Mr Maliki paid tribute to fallen US soldiers
Iraqi PM Nouri Maliki has hinted that US forces could stay in Iraq beyond the current deadline of 2011.
In a speech at a Washington think tank, he reiterated that the troop presence is due to end on 31 December 2011, under a bilateral agreement.
"Nevertheless, if the Iraqi forces required further training and further support, we shall examine this then at that time," he said.
US troops pulled out of Iraqi cities and towns at the end of June.
The move was seen as a major step in the transfer of security control to government forces in Iraq, which has been plagued by sectarian strife since the 2003 US-led invasion.
Mr Maliki was speaking at the US Institute of Peace, during a four-day visit to the country.
On Wednesday, the Iraqi leader met US President Barack Obama, who said the US would stick to the withdrawal deadline.

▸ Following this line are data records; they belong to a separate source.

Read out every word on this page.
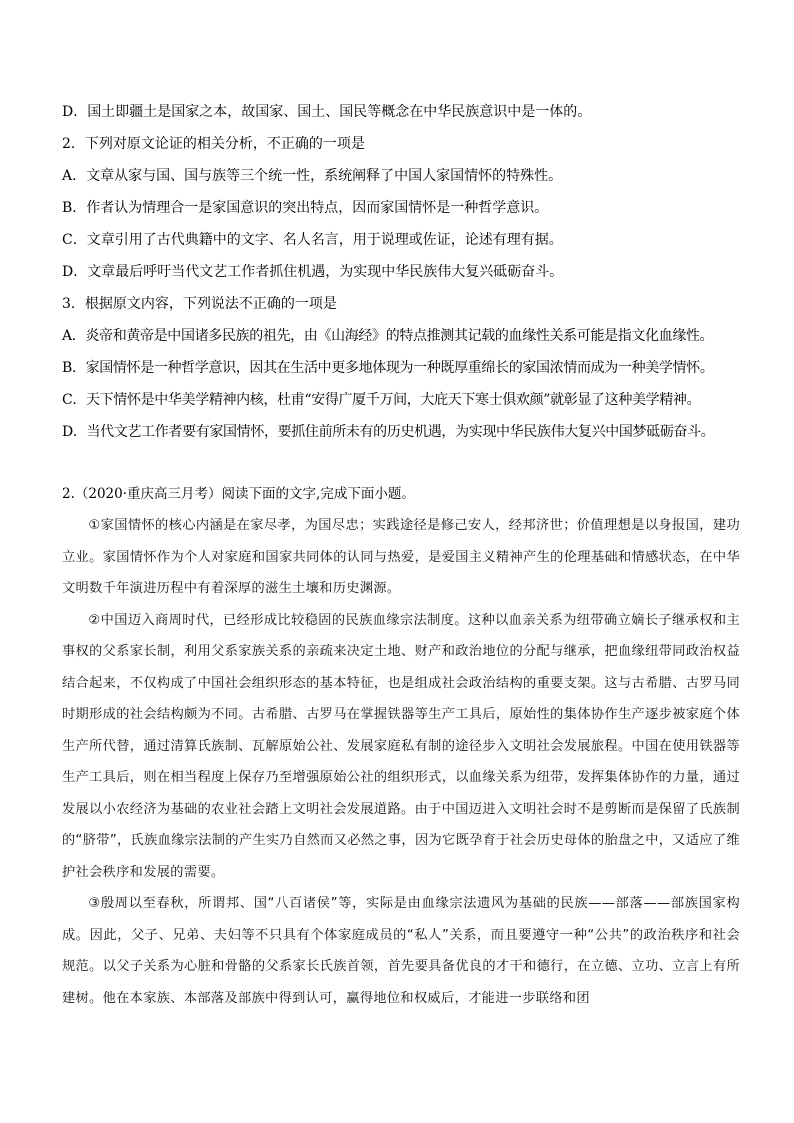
D．国土即疆土是国家之本，故国家、国土、国民等概念在中华民族意识中是一体的。

2．下列对原文论证的相关分析，不正确的一项是

A．文章从家与国、国与族等三个统一性，系统阐释了中国人家国情怀的特殊性。

B．作者认为情理合一是家国意识的突出特点，因而家国情怀是一种哲学意识。

C．文章引用了古代典籍中的文字、名人名言，用于说理或佐证，论述有理有据。

D．文章最后呼吁当代文艺工作者抓住机遇，为实现中华民族伟大复兴砥砺奋斗。

3．根据原文内容，下列说法不正确的一项是

A．炎帝和黄帝是中国诸多民族的祖先，由《山海经》的特点推测其记载的血缘性关系可能是指文化血缘性。

B．家国情怀是一种哲学意识，因其在生活中更多地体现为一种既厚重绵长的家国浓情而成为一种美学情怀。

C．天下情怀是中华美学精神内核，杜甫“安得广厦千万间，大庇天下寒士俱欢颜”就彰显了这种美学精神。

D．当代文艺工作者要有家国情怀，要抓住前所未有的历史机遇，为实现中华民族伟大复兴中国梦砥砺奋斗。

2.（2020·重庆高三月考）阅读下面的文字,完成下面小题。

①家国情怀的核心内涵是在家尽孝，为国尽忠；实践途径是修己安人，经邦济世；价值理想是以身报国，建功立业。家国情怀作为个人对家庭和国家共同体的认同与热爱，是爱国主义精神产生的伦理基础和情感状态，在中华文明数千年演进历程中有着深厚的滋生土壤和历史渊源。

②中国迈入商周时代，已经形成比较稳固的民族血缘宗法制度。这种以血亲关系为纽带确立嫡长子继承权和主事权的父系家长制，利用父系家族关系的亲疏来决定土地、财产和政治地位的分配与继承，把血缘纽带同政治权益结合起来，不仅构成了中国社会组织形态的基本特征，也是组成社会政治结构的重要支架。这与古希腊、古罗马同时期形成的社会结构颇为不同。古希腊、古罗马在掌握铁器等生产工具后，原始性的集体协作生产逐步被家庭个体生产所代替，通过清算氏族制、瓦解原始公社、发展家庭私有制的途径步入文明社会发展旅程。中国在使用铁器等生产工具后，则在相当程度上保存乃至增强原始公社的组织形式，以血缘关系为纽带，发挥集体协作的力量，通过发展以小农经济为基础的农业社会踏上文明社会发展道路。由于中国迈进入文明社会时不是剪断而是保留了氏族制的“脐带”，氏族血缘宗法制的产生实乃自然而又必然之事，因为它既孕育于社会历史母体的胎盘之中，又适应了维护社会秩序和发展的需要。

③殷周以至春秋，所谓邦、国“八百诸侯”等，实际是由血缘宗法遗风为基础的民族——部落——部族国家构成。因此，父子、兄弟、夫妇等不只具有个体家庭成员的“私人”关系，而且要遵守一种“公共”的政治秩序和社会规范。以父子关系为心脏和骨骼的父系家长氏族首领，首先要具备优良的才干和德行，在立德、立功、立言上有所建树。他在本家族、本部落及部族中得到认可，赢得地位和权威后，才能进一步联络和团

Mr Obama, who pledged during his election campaign to pull US troops out of Iraq, warned there would be violence ahead, but said it would ultimately fail.
Later on Thursday, Mr Maliki later laid a wreath at the Tomb of the Unknown Soldier at the Arlington National Cemetery, in honour of the US soldiers who have died in Iraq.
He observed a minute's silence during a military ceremony at the site.
There has been a marked drop in violence in Iraq in recent months, though attacks increased in June in the run-up to the American pull-back.
There are still regular bombings and attacks in Iraq
Iraqi troops now take the lead security role in Iraq's urban areas, and analysts say the latest attacks are a sign that insurgents remain intent on destabilising the country.
Mr Maliki said on Wednesday that Iraq's armed forces were now "highly capable" and were already successfully policing towns and cities.
Mr Maliki faces a general election in Iraq in January in which he is staking his reputation on being the man who oversaw the transfer of military control from US to Iraqi hands.
But the BBC's Gabriel Gatehouse in Baghdad says that, behind the optimistic talk about withdrawal, reduced violence and the increased capabilities of Iraqi security forces, lie two facts - there are still around 130,000 American troops inside Iraq, and fatal attacks remain an everyday occurrence.
The question remains how to extract American forces from Iraq by the end of 2011 without the security situation getting any worse, our correspondent says.
Iraq's Shia, Sunni Arab and Kurdish groups are divided on a number of issues, including how to share Iraq's oil wealth, the authority of the central government, and political power-sharing.
None of this will be easy to resolve, our correspondent says, with the various parties jostling for position ahead of elections in January.